Interview: Buff Bagwell

Marcus Bagwell better known as Buff Bagwell was a member of one of the most popular factions in the history of professional wrestling, the NWO.

The 47-year-old from Marietta, Georgia spent a decade in WCW signing his first contract with the company in 1991 and he stayed until the last night of the company in 2001. He was a five-time WCW Tag Team Champion, winning the title with four different partners.

Bagwell had a short spell with WWE after WCW’s closure and his WWE television debut on Monday Night Raw was against Booker T for the WCW Championship.

We caught up with Buff to talk about being a member of the NWO, his WWE television debut, his thoughts on Vince McMahon and much more.

How did you first get into the sport of professional wrestling?
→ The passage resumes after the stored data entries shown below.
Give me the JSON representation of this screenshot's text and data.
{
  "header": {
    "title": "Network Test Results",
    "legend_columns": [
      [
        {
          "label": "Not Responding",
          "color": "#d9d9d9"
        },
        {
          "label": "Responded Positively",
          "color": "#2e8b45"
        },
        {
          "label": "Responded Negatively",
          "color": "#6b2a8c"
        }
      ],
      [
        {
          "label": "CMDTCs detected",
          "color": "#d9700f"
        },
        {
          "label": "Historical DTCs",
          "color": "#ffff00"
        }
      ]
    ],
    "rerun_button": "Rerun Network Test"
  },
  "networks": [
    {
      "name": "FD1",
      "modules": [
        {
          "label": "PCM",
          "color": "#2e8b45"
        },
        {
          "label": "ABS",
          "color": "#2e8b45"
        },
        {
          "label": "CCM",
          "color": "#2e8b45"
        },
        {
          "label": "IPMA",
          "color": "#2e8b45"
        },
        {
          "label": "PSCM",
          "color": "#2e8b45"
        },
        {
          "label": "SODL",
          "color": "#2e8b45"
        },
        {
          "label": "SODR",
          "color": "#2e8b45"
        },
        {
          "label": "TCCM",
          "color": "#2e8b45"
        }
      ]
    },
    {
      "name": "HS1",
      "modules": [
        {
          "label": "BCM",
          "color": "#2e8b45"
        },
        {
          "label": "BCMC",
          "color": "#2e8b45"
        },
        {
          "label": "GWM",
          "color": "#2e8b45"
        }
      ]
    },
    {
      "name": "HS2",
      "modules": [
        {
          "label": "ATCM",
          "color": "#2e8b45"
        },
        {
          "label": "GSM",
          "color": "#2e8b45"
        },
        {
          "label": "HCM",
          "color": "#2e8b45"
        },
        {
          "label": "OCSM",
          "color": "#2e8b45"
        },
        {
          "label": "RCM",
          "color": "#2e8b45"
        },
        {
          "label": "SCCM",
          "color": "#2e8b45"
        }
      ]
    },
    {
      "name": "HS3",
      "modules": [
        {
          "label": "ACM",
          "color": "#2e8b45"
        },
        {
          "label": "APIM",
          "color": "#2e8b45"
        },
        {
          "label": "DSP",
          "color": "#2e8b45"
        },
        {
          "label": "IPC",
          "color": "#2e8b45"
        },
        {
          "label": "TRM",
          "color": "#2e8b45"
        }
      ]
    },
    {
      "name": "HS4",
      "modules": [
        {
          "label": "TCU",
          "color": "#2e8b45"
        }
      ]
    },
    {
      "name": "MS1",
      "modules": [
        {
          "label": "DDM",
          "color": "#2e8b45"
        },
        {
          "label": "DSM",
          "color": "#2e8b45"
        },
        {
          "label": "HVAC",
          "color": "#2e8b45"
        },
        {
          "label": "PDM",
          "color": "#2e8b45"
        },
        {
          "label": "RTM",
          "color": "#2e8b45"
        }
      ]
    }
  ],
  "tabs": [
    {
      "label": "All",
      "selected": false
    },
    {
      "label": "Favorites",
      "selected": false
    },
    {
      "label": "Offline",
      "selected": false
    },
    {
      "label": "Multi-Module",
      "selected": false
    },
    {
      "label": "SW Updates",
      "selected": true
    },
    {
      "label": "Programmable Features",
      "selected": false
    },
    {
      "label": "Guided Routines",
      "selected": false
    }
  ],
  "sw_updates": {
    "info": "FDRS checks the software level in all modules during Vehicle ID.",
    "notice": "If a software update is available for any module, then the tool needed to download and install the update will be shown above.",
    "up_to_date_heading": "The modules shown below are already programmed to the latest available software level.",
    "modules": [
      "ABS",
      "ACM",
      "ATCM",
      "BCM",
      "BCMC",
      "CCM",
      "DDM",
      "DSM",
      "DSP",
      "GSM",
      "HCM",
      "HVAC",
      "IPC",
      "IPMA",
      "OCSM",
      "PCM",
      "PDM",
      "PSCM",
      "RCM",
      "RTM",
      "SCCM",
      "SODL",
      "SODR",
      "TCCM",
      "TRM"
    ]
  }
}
It’s quite an unusual story really, a girl named Missy Hyatt back in the late eighties, early nineties was a female announcer for World Championship Wrestling (WCW) and she actually moved in next door to me in my apartment complex and she got me into wrestling.

Where you a fan of wrestling when growing up?

Not at all, my brothers were, we did watch wrestling when it was on television. We were a southern-based family so we watched wrestling and I knew Gordon Solie, The Road Warriors and Ric Flair, I knew the characters.

My brothers were huge wrestling fans, I just wasn’t and I got into wrestling strictly for the money but then once I learned about wrestling I learned to respect it and I learned how much people really respected what we do and how we were lucky to be wrestlers because it’s a hard industry to get into.

What was it like when you made you signed for WCW?

Oh my god, everybody in the world said I would never make it, that I was too young, I was too little, so for me to make it at WCW was the biggest thing ever for me and I was only 20-years-old. Not only did I make it, I made it at a very young age and proved myself, I became very popular very quickly, it was a really unbelievable high to firstly tell all my friends I told you so, but not being cocky I was fortunate and glad and respectful that I had made it.

You were a member of the NWO, what was it like being a member of that group?

Being in the NWO at that time was like being part of the best team in NFL, NBA or MLB. NWO was the best, to be part of the best anything is a high and I was part of the best thing that wrestling had. I was very excited, very privileged and it really helped my career a lot.

It was surreal being on the road with those guys as well, I was travelling with Sting, Lex Lugar, Scott Hall, Kevin Nash, Hulk Hogan and all of these megastars and I was one of them and I was very humbled by that experience.

During your time with the NWO, you went to Japan and did some work with NJPW, what was that experience like?

It was huge, they had their own NWO Japan group, they had A Buff Bagwell look-a-like, that had a Hulk Hogan look-a-like, and it made us all feel so privileged that there was another group over in Japan. When we joined that group and went over there we sold out massive arenas and every person in there had NWO shirts on, it was really unbelievable.

Another group you were part of was The New Blood, what were your thoughts on that experience?

I think The New Blood would’ve made it but at the time AOL Time Warner didn’t want to be a part of professional wrestling anymore. I really think New Blood could have worked as a group; the problem was the older guys in wrestling didn’t like the angle, they didn’t want to be called old on television.

I think if they went along with it, the young guys could have had a go at the older guys and then the older guys could of come back and said look at what we’ve achieved and you haven’t. I thought the angle could have really worked but we never had the chance to do it.

You were part of WCW until the very end, what was that final night like at Monday Nitro?

Nobody knew what was going to happen beforehand, it took everyone by surprise when we walked up and all of a sudden Shane McMahon was there. It was a really horrible atmosphere in the changing room that night because people didn’t know if they still had jobs or not, there was a lot of uncertainty.

How would you describe Eric Bischoff as a boss?

I thought he was the best, he was the best to me, I’ve heard other people say different things about him but in my opinion he was the best.

You did go over to WWE and on your television debut wrestled for the World Championship, what was that like?

What people don’t realise is that they put Booker T and myself on as the main event of Monday Night Raw for the WCW World Title in Seattle, Washington with all of the odds against us.

A week later WWE were going to be in Atlanta, Georgia, why could they have not waited seven days and put Booker T v Buff Bagwell for the WCW World Championship on in Atlanta which was the home of WCW instead of seven days earlier in Seattle where we got booed out of the building.

My honest opinion is that it was set up for us to fail, it didn’t work and we knew we shouldn’t have been in the main event, we knew there was something wrong about it but you don’t ask questions in this business you just go and do what your told.

From your experiences with Vince McMahon, how would you describe him as a boss?


What are you up to now?

I do my own thing, I’m my own boss, I go and work where I want, when I want. 85% of my booking are repeat business which means people like me and they can trust me, they know that I’m not going to screw them over. I have a very good following and I’m sticking with it without the pressures of the politics of the big time wrestling.